Audacieux, puissant, âpre, déroutant, original…. Pour parler du nouveau film de l’israélien Nadav Lapid, ours d’or à la Berlinale de 2019, les adjectifs ne manquent pas, mais difficile en revanche de n’user que de synonymes pour évoquer une oeuvre à l’originalité indéniable, qui semble piocher dans tous les genres et surprend par son âpreté et par la force qui émane d’un kaléidoscope de scènes puissantes et intenses.
Synonymes est d’abord un film qui étonne. Par le sujet qu’il aborde, inspiré de l’expérience du réalisateur - Yoav, israélien, fuit pour la France son pays qu’il abhorre, et décide de ne plus parler un mot d’hébreu - mais aussi par ses personnages, tous complexes (parfois mentalement dérangés?) et à l’identité jamais clairement intelligible, du jeune bourgeois plein aux as qui tente par l’écriture de donner de la teneur à une vie d’une écrasante banalité au Juif qui cherche à débusquer l’antisémite sous chaque individu, en passant par un protagoniste qu’on ne parvient jamais vraiment à cerner.
Déroutant, le film l’est aussi par les incohérences d’un récit chaotique, incohérences qui privent le spectateur de tout point de repère. Pourquoi Yoav va t-il se faire embaucher à l’ambassade de France d’Israël s’il déteste son pays? Comment trouve t-il dès son arrivée un appartement à occuper? Comment séparer le vrai du faux dans les récits qu’il livre de son enfance? Des hésitations qui reflètent l’errance du protagoniste, désillusionné par la réalité d’une France qu’il avait idéalisée.
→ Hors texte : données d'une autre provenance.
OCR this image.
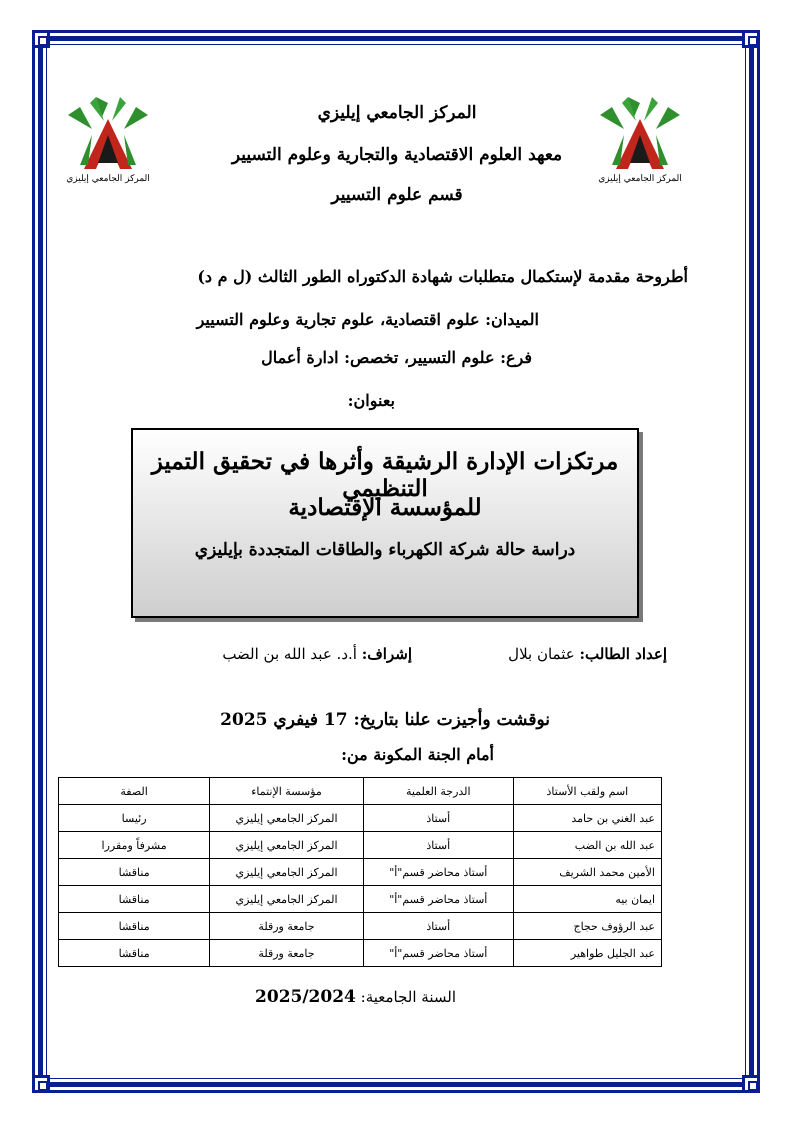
المركز الجامعي إيليزي	المركز الجامعي إيليزي
المركز الجامعي إيليزي
معهد العلوم الاقتصادية والتجارية وعلوم التسيير
قسم علوم التسيير
أطروحة مقدمة لإستكمال متطلبات شهادة الدكتوراه الطور الثالث (ل م د)
الميدان: علوم اقتصادية، علوم تجارية وعلوم التسيير
فرع: علوم التسيير، تخصص: ادارة أعمال
بعنوان:
مرتكزات الإدارة الرشيقة وأثرها في تحقيق التميز التنظيمي
للمؤسسة الإقتصادية
دراسة حالة شركة الكهرباء والطاقات المتجددة بإيليزي
إعداد الطالب: عثمان بلال
إشراف: أ.د. عبد الله بن الضب
نوقشت وأجيزت علنا بتاريخ: 17 فيفري 2025
أمام الجنة المكونة من:
اسم ولقب الأستاذ	الدرجة العلمية	مؤسسة الإنتماء	الصفة
عبد الغني بن حامد	أستاذ	المركز الجامعي إيليزي	رئيسا
عبد الله بن الضب	أستاذ	المركز الجامعي إيليزي	مشرفاً ومقررا
الأمين محمد الشريف	أستاذ محاضر قسم"أ"	المركز الجامعي إيليزي	مناقشا
ايمان بيه	أستاذ محاضر قسم"أ"	المركز الجامعي إيليزي	مناقشا
عبد الرؤوف حجاج	أستاذ	جامعة ورقلة	مناقشا
عبد الجليل طواهير	أستاذ محاضر قسم"أ"	جامعة ورقلة	مناقشا
السنة الجامعية: 2025/2024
Enfin, c’est également l’aspect formel (une succession de plans rapprochés, une caméra en mouvement quasi-perpétuel…) qui bouleverse les attendus.
Synonymes est aussi un film qui marque par son côté brut et par son âpreté certaine, qui rappelle parfois celle du documentaire. Peu de musique hormis celle jouée par les personnages, des caméras qui cernent au plus près un visage qu’aucune émotion ne traverse jamais, des corps qui l’on voit nus, frigorifiés, jouissant ou humiliés.
Et une tension qui imprègne le film en même temps qu’une violence contenue que l’on sent prête à ébranler à tout moment ce corps puissant et fort qui occupe une place prépondérante à l’écran. Mais si le film marque, c’est aussi par le nombre de sujets qui pointent à l’écran - l’identité et la désillusion, l’arrachement à la patrie, l’intégration, le rapport aux mots ou la fidélité - sans jamais faire l’objet d’un traitement explicite, d’une dénonciation ou d’un plaidoyer. Et si Lapid s’autorise la critique, c’est en laissant de côté conformisme et attendus pour préférer une ironie cynique (on pense ici à la scène de l’école républicaine).
Finalement, Lapid nous montre des faits, une histoire qui n’est jamais limpide, des plans qui indigent, émeuvent ou surprennent, mais se tient toujours à distance et évite toute explicitation. Les références abondent, les interprétations aussi, mais il n’y a personne ici pour nous prendre par la main.
Impossible donc de rester de marbre devant Synonymes. On est embarqués (dès le premier plan, caméra en main, qui suit la course du personnage dans les rues de la capitale), dans un récit qui ne nous laissera aucun répit. On nous montrera tout, on nous donnera à voir des scènes d’une hétérogénéité déroutante en nous épargnant tout didactisme, nous laissant seuls face à la tension et la forme d’étrangeté qui émanent d’une histoire trouble et atypique livrée sans fioritures, interprétée d’ailleurs avec une force rare par l’acteur principal Tom Mercer, révélation du festival.
Mais on aurait tort de se focaliser uniquement sur la forme, puisque dans Synonymes, il y aussi de l’humain. Humanité d’un bourgeois sans repère, d’un père inquiet pour son fils, d’un Yoav déterminé et intègre.
On pourra reprocher à Nadav Lapid d’abandonner trop tôt l’idée pourtant séduisante de faire parler son personnage en synonymes, de livrer un récit bancal ou de s’éparpiller dans une deuxième partie trop confuse. Mais on ne retirera au film ni l’originalité du fond et de sa forme, ni son refus du conformisme, ni sa force et son efficacité certaine.
Synonymes reste un long-métrage déroutant mais fort, âpre mais puissant. Une donnée brute qu’il nous faudrait lentement digérer et apprécier pour interpréter ce que Lapid nous donne à voir sans complaisance ni artifice avec une distance qui rappelle parfois celle du documentaire.
C’est nouveau, déroutant, puissant et intelligent.